Within the java memory model? No, you are not ok.
I've seen a number of attempts to head towards a very 'soft flush' approach like this, but without an explicit fence, you're definitely playing with fire.
The 'happens before' semantics in
http://java.sun.com/docs/books/jls/third_edition/html/memory.html#17.7
start to referring to purely inter-thread actions as 'actions' at the end of 17.4.2. This drives a lot of confusion since prior to that point they distinguish between inter- and intra- thread actions. Consequently, the intra-thread action of manipulating counter isn't explicitly synchronized across the volatile action by the happens-before relationship.
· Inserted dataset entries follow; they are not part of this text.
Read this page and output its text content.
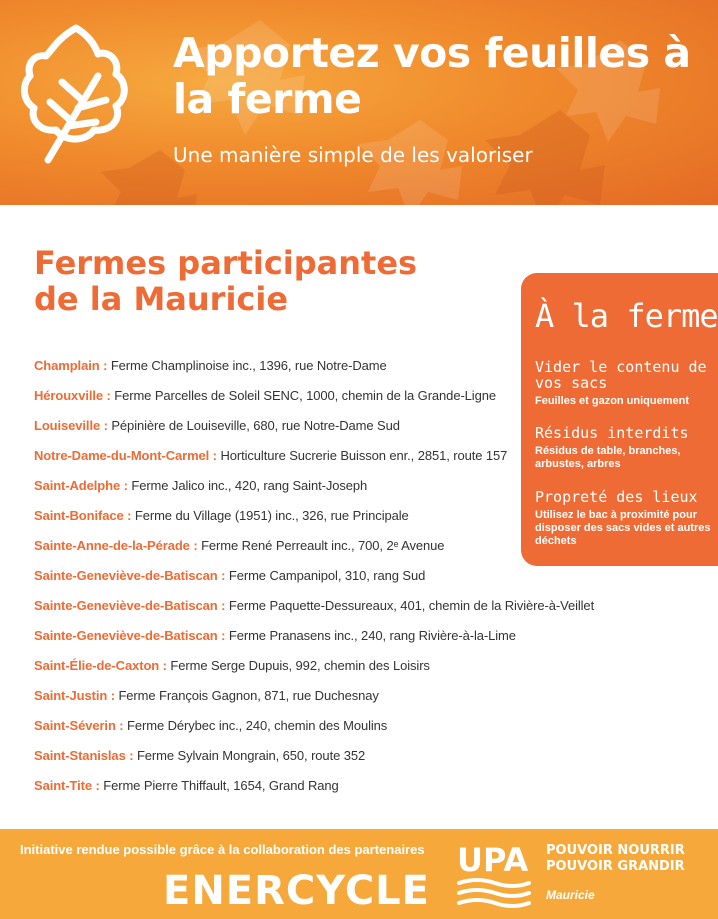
Apportez vos feuilles à la ferme
Une manière simple de les valoriser
Fermes participantes de la Mauricie
Champlain : Ferme Champlinoise inc., 1396, rue Notre-Dame
Hérouxville : Ferme Parcelles de Soleil SENC, 1000, chemin de la Grande-Ligne
Louiseville : Pépinière de Louiseville, 680, rue Notre-Dame Sud
Notre-Dame-du-Mont-Carmel : Horticulture Sucrerie Buisson enr., 2851, route 157
Saint-Adelphe : Ferme Jalico inc., 420, rang Saint-Joseph
Saint-Boniface : Ferme du Village (1951) inc., 326, rue Principale
Sainte-Anne-de-la-Pérade : Ferme René Perreault inc., 700, 2ᵉ Avenue
Sainte-Geneviève-de-Batiscan : Ferme Campanipol, 310, rang Sud
Sainte-Geneviève-de-Batiscan : Ferme Paquette-Dessureaux, 401, chemin de la Rivière-à-Veillet
Sainte-Geneviève-de-Batiscan : Ferme Pranasens inc., 240, rang Rivière-à-la-Lime
Saint-Élie-de-Caxton : Ferme Serge Dupuis, 992, chemin des Loisirs
Saint-Justin : Ferme François Gagnon, 871, rue Duchesnay
Saint-Séverin : Ferme Dérybec inc., 240, chemin des Moulins
Saint-Stanislas : Ferme Sylvain Mongrain, 650, route 352
Saint-Tite : Ferme Pierre Thiffault, 1654, Grand Rang
À la ferme

Vider le contenu de vos sacs

Feuilles et gazon uniquement

Résidus interdits

Résidus de table, branches, arbustes, arbres

Propreté des lieux

Utilisez le bac à proximité pour disposer des sacs vides et autres déchets

Initiative rendue possible grâce à la collaboration des partenaires
ENERCYCLE
UPA POUVOIR NOURRIR
POUVOIR GRANDIR
Mauricie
You have two threads of reasoning to follow about synchronization, one governs local consistency and is subject to all the nice tricks of alias analysis, etc to shuffle operations The other is about global consistency and is only defined for inter-thread operations.
One for the intra-thread logic that says within the thread the reads and writes are consistently reordered and one for the inter-thread logic that says things like volatile reads/writes and that synchronization starts/ends are appropriately fenced.
The problem is the visibility of the non-volatile write is undefined as it is an intra-thread operation and therefore not covered by the specification. The processor its running on should be able to see it as it you executed those statements serially, but its sequentialization for inter-thread purposes is potentially undefined.
Now, the reality of whether or not this can affect you is another matter entirely.
While running java on x86 and x86-64 platforms? Technically you're in murky territory, but practically the very strong guarantees x86 places on reads and writes including the total order on the read/write across the access to cacheflush and the local ordering on the two writes and the two reads should enable this code to execute correctly provided it makes it through the compiler unmolested. That assumes the compiler doesn't step in and try to use the freedom it is permitted under the standard to reorder operations on you due to the provable lack of aliasing between the two intra-thread operations.
If you move to a memory with weaker release semantics like an ia64? Then you're back on your own.
A compiler could in perfectly good faith break this program in java on any platform, however. That it functions right now is an artifact of current implementations of the standard, not of the standard.
As an aside, in the CLR, the runtime model is stronger, and this sort of trick is legal because the individual writes from each thread have ordered visibility, so be careful trying to translate any examples from there.